Oh, and did I mention the view from the roof terrace….
I was amused to see this owl on a boat by M-Shed museum in Bristol yesterday, he was watching over the city. I spent yesterday meeting up with friends old and new, doing lots of sketches, and also acquired the materials to make my temporary sculptures (more on that later).
Sometimes one would like a quiet space. In Glasgow this is easy, the old nickname for the City is “Dear Green Place” due to the number of parks and gardens within the City boundary so you are never far from a little but of nature. I recently took my camera to the Necropolis (Victorian “City of the Dead” where all the great and good were buried), which some might say is a little bit of a strange way to pass the time, but a wander around this cemetery is far from dismal or spooky as it has some fascinating architectural monuments and wonderful views over the city. If you are lucky you may even run into some of the resident deer, though they were proving to be a little elusive on my visit! I love the care and attention to detail seen in the architectural and monumental masonry, there are some delicate inscriptions and bold columns carved with everything from Greek acanthus leaves to Egyptian eyes.
There is a lot of information on the Glasgow Necropolis in the Glasgow City Council Necropolis Heritage Trail, and the Friends of the Necropolis website. You can often pick up paper versions of the heritage trail from nearby public libraries (try GOMA Library in Queen Street within the City Centre, after a nosey at the art upstairs), or the Tourist Information Centre (now located on Buchanan Street).

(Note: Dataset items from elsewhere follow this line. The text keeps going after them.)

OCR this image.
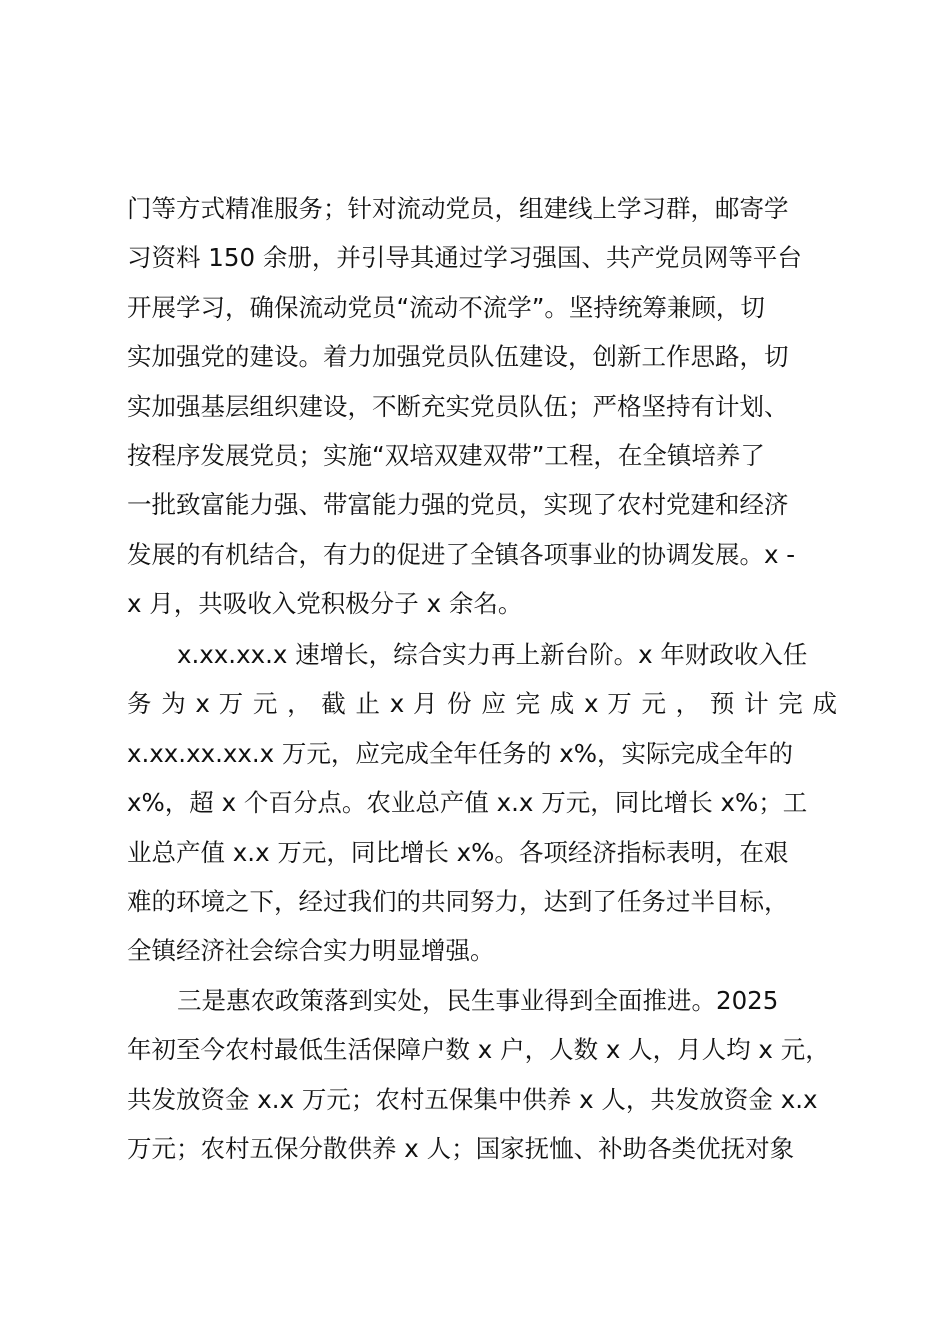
门等方式精准服务；针对流动党员，组建线上学习群，邮寄学
习资料 150 余册，并引导其通过学习强国、共产党员网等平台
开展学习，确保流动党员“流动不流学”。坚持统筹兼顾，切
实加强党的建设。着力加强党员队伍建设，创新工作思路，切
实加强基层组织建设，不断充实党员队伍；严格坚持有计划、
按程序发展党员；实施“双培双建双带”工程，在全镇培养了
一批致富能力强、带富能力强的党员，实现了农村党建和经济
发展的有机结合，有力的促进了全镇各项事业的协调发展。x -
x 月，共吸收入党积极分子 x 余名。
x.xx.xx.x 速增长，综合实力再上新台阶。x 年财政收入任
务 为 x 万 元 ， 截 止 x 月 份 应 完 成 x 万 元 ， 预 计 完 成
x.xx.xx.xx.x 万元，应完成全年任务的 x%，实际完成全年的
x%，超 x 个百分点。农业总产值 x.x 万元，同比增长 x%；工
业总产值 x.x 万元，同比增长 x%。各项经济指标表明，在艰
难的环境之下，经过我们的共同努力，达到了任务过半目标，
全镇经济社会综合实力明显增强。
三是惠农政策落到实处，民生事业得到全面推进。2025
年初至今农村最低生活保障户数 x 户，人数 x 人，月人均 x 元，
共发放资金 x.x 万元；农村五保集中供养 x 人，共发放资金 x.x
万元；农村五保分散供养 x 人；国家抚恤、补助各类优抚对象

When you are finished your wander around the Necropolis, a pleasant place to sit is the Zen Garden designed in 1993 by Yasutaro Tanaka. It sits in the grounds of the Saint Mungo Museum of religious life which houses a fascinating collection of paintings and objects from all over the world and celebrates the diversity of Glasgow’s cultural heritage and population. One can even take tea in the zen garden on a sunny day, as there is a restful cafe in the museum.